CONTRIBUTORS

Use the Internet, but don’t let it use you

Posted Sept. 26, 2013, at 1:20 p.m.
OpArt: George Danby

It’s pretty likely you’ve seen, heard of or conversed about the dangers of the Internet: identity theft, cyberbullying, pedophiles in disguise. Those are, shall we say, the worst case scenarios. They are the highly visible tip of the electronic media iceberg.

Today let’s look at what’s beneath the surface.

Let’s face it. We are involved in the biggest communications revolution since Johannes Guttenberg came up with the printing press, making literature available to people who weren’t priests or nobility.

I want to help start more conversations about the subtle ways in which electronic media can change the ways we think, feel and relate to each other.

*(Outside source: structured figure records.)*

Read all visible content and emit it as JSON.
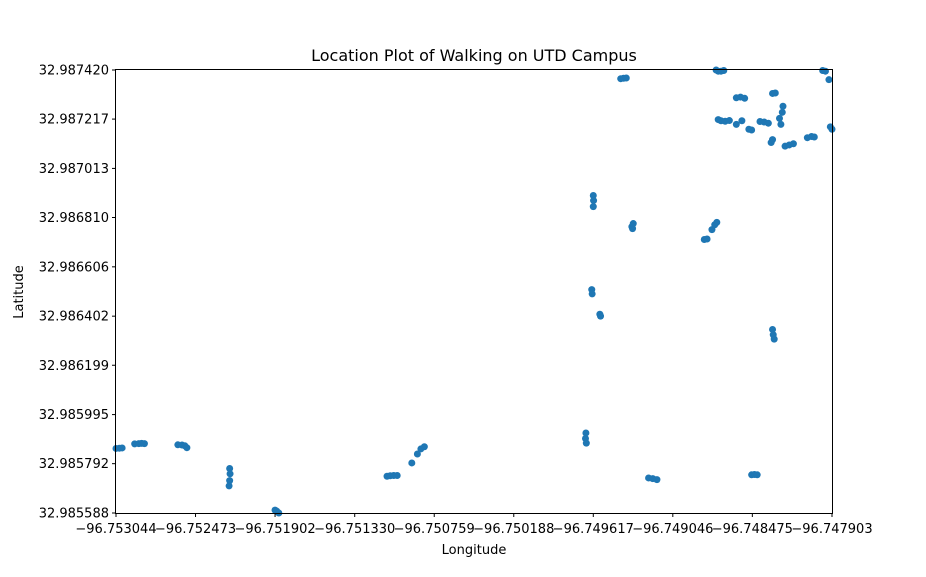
{
  "chart_data": {
    "type": "scatter",
    "title": "Location Plot of Walking on UTD Campus",
    "xlabel": "Longitude",
    "ylabel": "Latitude",
    "xlim": [
      -96.753044,
      -96.747903
    ],
    "ylim": [
      32.985588,
      32.98742
    ],
    "xticks": [
      -96.753044,
      -96.752473,
      -96.751902,
      -96.75133,
      -96.750759,
      -96.750188,
      -96.749617,
      -96.749046,
      -96.748475,
      -96.747903
    ],
    "xtick_labels": [
      "−96.753044",
      "−96.752473",
      "−96.751902",
      "−96.751330",
      "−96.750759",
      "−96.750188",
      "−96.749617",
      "−96.749046",
      "−96.748475",
      "−96.747903"
    ],
    "yticks": [
      32.98742,
      32.987217,
      32.987013,
      32.98681,
      32.986606,
      32.986402,
      32.986199,
      32.985995,
      32.985792,
      32.985588
    ],
    "ytick_labels": [
      "32.987420",
      "32.987217",
      "32.987013",
      "32.986810",
      "32.986606",
      "32.986402",
      "32.986199",
      "32.985995",
      "32.985792",
      "32.985588"
    ],
    "grid": false,
    "marker_color": "#1f77b4",
    "points": [
      [
        -96.75302,
        32.985856
      ],
      [
        -96.753044,
        32.985855
      ],
      [
        -96.753,
        32.985857
      ],
      [
        -96.75291,
        32.985874
      ],
      [
        -96.75288,
        32.985875
      ],
      [
        -96.75286,
        32.985876
      ],
      [
        -96.75284,
        32.985875
      ],
      [
        -96.7526,
        32.98587
      ],
      [
        -96.75257,
        32.985869
      ],
      [
        -96.75255,
        32.985866
      ],
      [
        -96.752535,
        32.985858
      ],
      [
        -96.752228,
        32.985772
      ],
      [
        -96.752225,
        32.98575
      ],
      [
        -96.752228,
        32.985722
      ],
      [
        -96.752232,
        32.9857
      ],
      [
        -96.751902,
        32.9856
      ],
      [
        -96.75189,
        32.985596
      ],
      [
        -96.751875,
        32.985588
      ],
      [
        -96.751098,
        32.98574
      ],
      [
        -96.751075,
        32.985742
      ],
      [
        -96.75105,
        32.985743
      ],
      [
        -96.751025,
        32.985743
      ],
      [
        -96.75092,
        32.985795
      ],
      [
        -96.75088,
        32.985832
      ],
      [
        -96.750855,
        32.985853
      ],
      [
        -96.75083,
        32.985862
      ],
      [
        -96.74967,
        32.985919
      ],
      [
        -96.749673,
        32.985896
      ],
      [
        -96.749667,
        32.985877
      ],
      [
        -96.749617,
        32.986901
      ],
      [
        -96.749615,
        32.98688
      ],
      [
        -96.749617,
        32.986855
      ],
      [
        -96.749628,
        32.986512
      ],
      [
        -96.749625,
        32.986494
      ],
      [
        -96.74957,
        32.98641
      ],
      [
        -96.749565,
        32.986402
      ],
      [
        -96.74942,
        32.987384
      ],
      [
        -96.7494,
        32.987386
      ],
      [
        -96.74938,
        32.987387
      ],
      [
        -96.74934,
        32.986772
      ],
      [
        -96.749335,
        32.986764
      ],
      [
        -96.74933,
        32.986785
      ],
      [
        -96.74922,
        32.985733
      ],
      [
        -96.74919,
        32.98573
      ],
      [
        -96.74916,
        32.985726
      ],
      [
        -96.74882,
        32.986719
      ],
      [
        -96.7488,
        32.986721
      ],
      [
        -96.748765,
        32.98676
      ],
      [
        -96.748745,
        32.98678
      ],
      [
        -96.74873,
        32.98679
      ],
      [
        -96.748735,
        32.98742
      ],
      [
        -96.74872,
        32.987415
      ],
      [
        -96.7487,
        32.987415
      ],
      [
        -96.74868,
        32.987418
      ],
      [
        -96.74872,
        32.987215
      ],
      [
        -96.7487,
        32.98721
      ],
      [
        -96.74867,
        32.987208
      ],
      [
        -96.74864,
        32.987211
      ],
      [
        -96.74859,
        32.987305
      ],
      [
        -96.74856,
        32.987308
      ],
      [
        -96.74853,
        32.987303
      ],
      [
        -96.74859,
        32.987195
      ],
      [
        -96.74855,
        32.98721
      ],
      [
        -96.7485,
        32.987175
      ],
      [
        -96.74848,
        32.987172
      ],
      [
        -96.74848,
        32.985746
      ],
      [
        -96.74846,
        32.985747
      ],
      [
        -96.74844,
        32.985746
      ],
      [
        -96.74842,
        32.987207
      ],
      [
        -96.74839,
        32.987205
      ],
      [
        -96.74836,
        32.9872
      ],
      [
        -96.74833,
        32.987323
      ],
      [
        -96.74831,
        32.987325
      ],
      [
        -96.74834,
        32.98712
      ],
      [
        -96.74833,
        32.987132
      ],
      [
        -96.74833,
        32.986347
      ],
      [
        -96.748325,
        32.986325
      ],
      [
        -96.748318,
        32.986307
      ],
      [
        -96.74828,
        32.98722
      ],
      [
        -96.74826,
        32.987245
      ],
      [
        -96.748255,
        32.98727
      ],
      [
        -96.74827,
        32.987195
      ],
      [
        -96.74824,
        32.987105
      ],
      [
        -96.74821,
        32.98711
      ],
      [
        -96.74818,
        32.987115
      ],
      [
        -96.74808,
        32.98714
      ],
      [
        -96.74805,
        32.987145
      ],
      [
        -96.74803,
        32.987143
      ],
      [
        -96.74797,
        32.987418
      ],
      [
        -96.74795,
        32.987415
      ],
      [
        -96.747925,
        32.98738
      ],
      [
        -96.747903,
        32.987175
      ],
      [
        -96.747915,
        32.987185
      ]
    ]
  }
}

I’ll start with a story. About a month ago, I felt angry about something someone said to me but was unsure I had the right to be angry. It was itching me like a black fly bite. Don’t you hate that? I talked to a trusted friend who affirmed my feelings and helped me develop a way of dealing positively with my experience. Things went well.

What if we’d handled it by email? That would have been one impoverished exchange.

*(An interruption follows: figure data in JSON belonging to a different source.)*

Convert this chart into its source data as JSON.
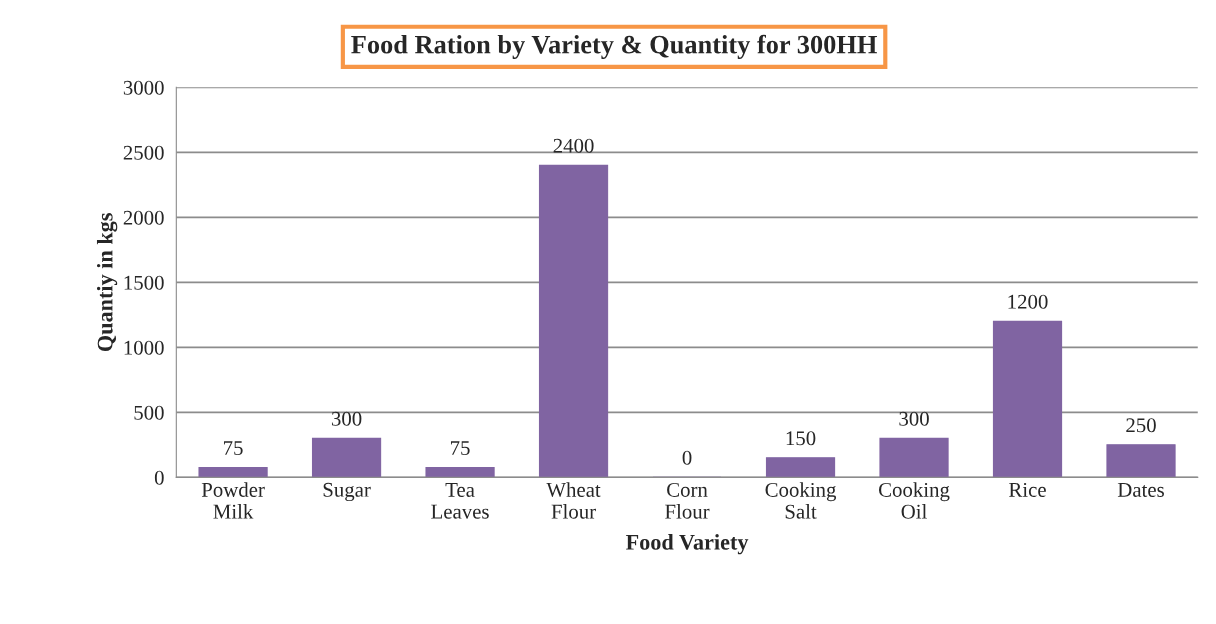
{
  "chart_data": {
    "type": "bar",
    "title": "Food Ration by Variety & Quantity for 300HH",
    "xlabel": "Food Variety",
    "ylabel": "Quantiy in kgs",
    "categories": [
      "Powder\nMilk",
      "Sugar",
      "Tea\nLeaves",
      "Wheat\nFlour",
      "Corn\nFlour",
      "Cooking\nSalt",
      "Cooking\nOil",
      "Rice",
      "Dates"
    ],
    "values": [
      75,
      300,
      75,
      2400,
      0,
      150,
      300,
      1200,
      250
    ],
    "color": "#8064a2",
    "ylim": [
      0,
      3000
    ],
    "yticks": [
      0,
      500,
      1000,
      1500,
      2000,
      2500,
      3000
    ],
    "grid": "y",
    "data_labels": true,
    "legend": false
  }
}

Without the nuances of tone, gesture and facial expression, a lot would have been missing. There would have been room for ambiguity. Many times in electronic communications, speed and efficiency are valued rather than nuance and depth.

If we’d emailed, it would probably have stopped with one exchange. My friend wanted me to do something constructive rather than stew or move on too quickly. I could have replied, “Sure,” electronically and done nothing.

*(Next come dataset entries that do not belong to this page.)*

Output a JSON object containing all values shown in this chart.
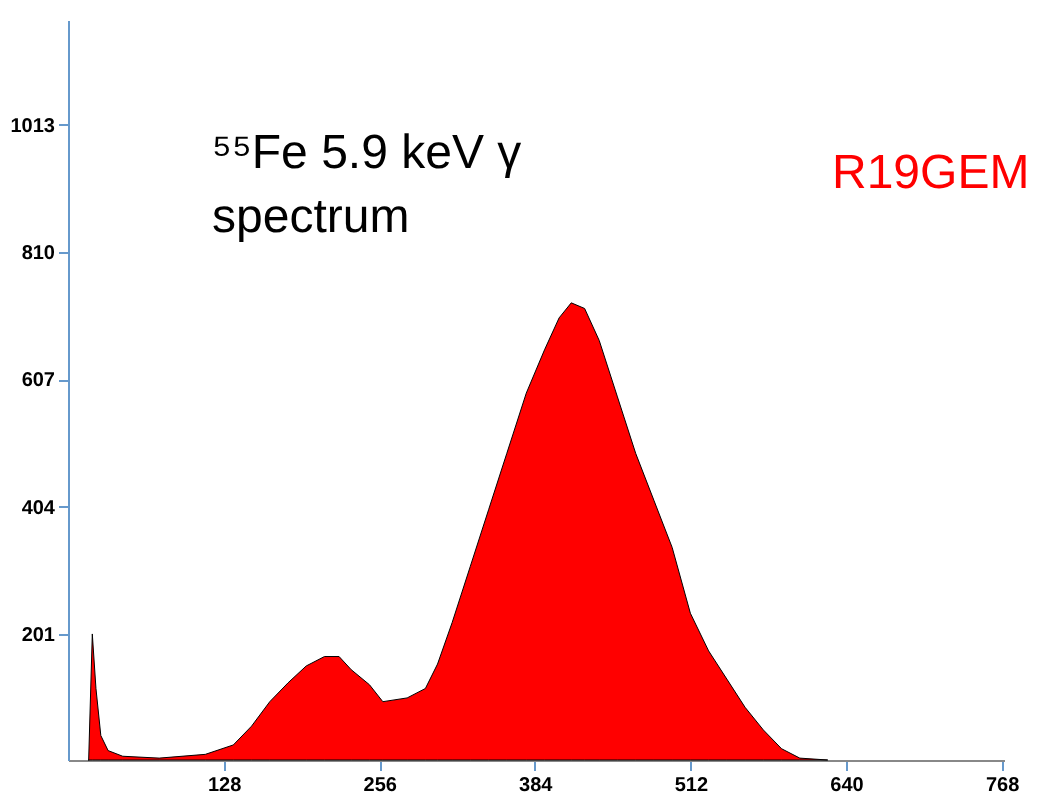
{
  "chart_data": {
    "type": "area",
    "color": "#ff0000",
    "annotations": [
      "⁵⁵Fe 5.9 keV γ spectrum",
      "R19GEM"
    ],
    "x": [
      17,
      20,
      23,
      27,
      33,
      45,
      75,
      113,
      136,
      151,
      166,
      181,
      196,
      211,
      223,
      233,
      248,
      259,
      279,
      294,
      304,
      316,
      331,
      346,
      361,
      377,
      392,
      404,
      414,
      425,
      437,
      452,
      467,
      482,
      497,
      512,
      527,
      542,
      557,
      572,
      587,
      602,
      625
    ],
    "values": [
      0,
      201,
      114,
      39,
      15,
      6,
      3,
      9,
      24,
      54,
      93,
      123,
      150,
      165,
      165,
      144,
      120,
      93,
      99,
      114,
      153,
      219,
      309,
      399,
      489,
      585,
      654,
      705,
      729,
      720,
      669,
      579,
      489,
      414,
      339,
      234,
      174,
      129,
      84,
      48,
      18,
      3,
      0
    ],
    "xlim": [
      0,
      770
    ],
    "ylim": [
      0,
      1180
    ],
    "xticks": [
      128,
      256,
      384,
      512,
      640,
      768
    ],
    "yticks": [
      201,
      404,
      607,
      810,
      1013
    ],
    "grid": false
  }
}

Because she was looking me in the eye with a steady gaze, hedging and fibbing became nonoptions. And a gentle touch on my arm that said, “I know you can do this,” became the clincher.

My friend took a risk of caring.

A lot of times, speaking our hearts and minds takes us out of our comfort zones. Do you ever feel like you’ve done something wrong or hurt someone you love? Apologizing can be quite the challenge, can’t it? How about when you change, and a loved one continues to see you as you were? Or what if you want to protect a friend or family member from the consequences of dangerous actions?

Confronting one another is one of the hardest parts of being human, right?

The Internet offers a way of making these challenges easier. We can email or text or post rather than speak in person or on the phone. Maybe you want to end a relationship. Changing your status on Facebook can do the trick antiseptically. You could be starting on a slippery slope, though.

In her book “Alone Together,” Sherry Turkle says humans are relying more on technology and less on each other. As electronic communication becomes more the option of choice, more in-person ways can seem harder and fraught with danger.

Just remember this: The distancing protects us not only from tears and yelling but hugs and affirming eye contact.

I had the precious beyond-measure gift of my friend’s undivided attention. It made me feel significant and loved. When someone important to you drops everything else to be mindfully with you, doesn’t that just warm your heart and soul?

We don’t just want this. We need it to thrive, to be fully human. Abraham Maslow, a psychologist who studied human development, listed human needs beginning with the most basic like food and shelter. Connectedness or belonging came not far above and was essential to self-actualization or fully living, rather than just existing.

When we communicate electronically we tend to multitask, right? We can be splitting attention between television, music, texting, posting and a whole lot more. It can mean we aren’t really focusing on any one of them. I know that if I tried to communicate with my friend, and she seemed distracted, and I sensed I was just a fragment of what she had going on, I would feel sad and diminished.

Do you ever feel that way when you communicate through social media?

Here’s the bottom line. We aren’t any more likely to return to pre-computer days than 15th century folks were to go back to having monks copy manuscripts by hand. Some changes are unstoppable. What we need to do is mindfully keep what is good while defending ourselves against what is dangerous.

If we don’t, no one will.

I hope we can protect and cherish, rather than lose sight of, what makes us all truly human.

Julia Emily Hathaway is a mother of three and vice chairperson of the Veazie School Committee.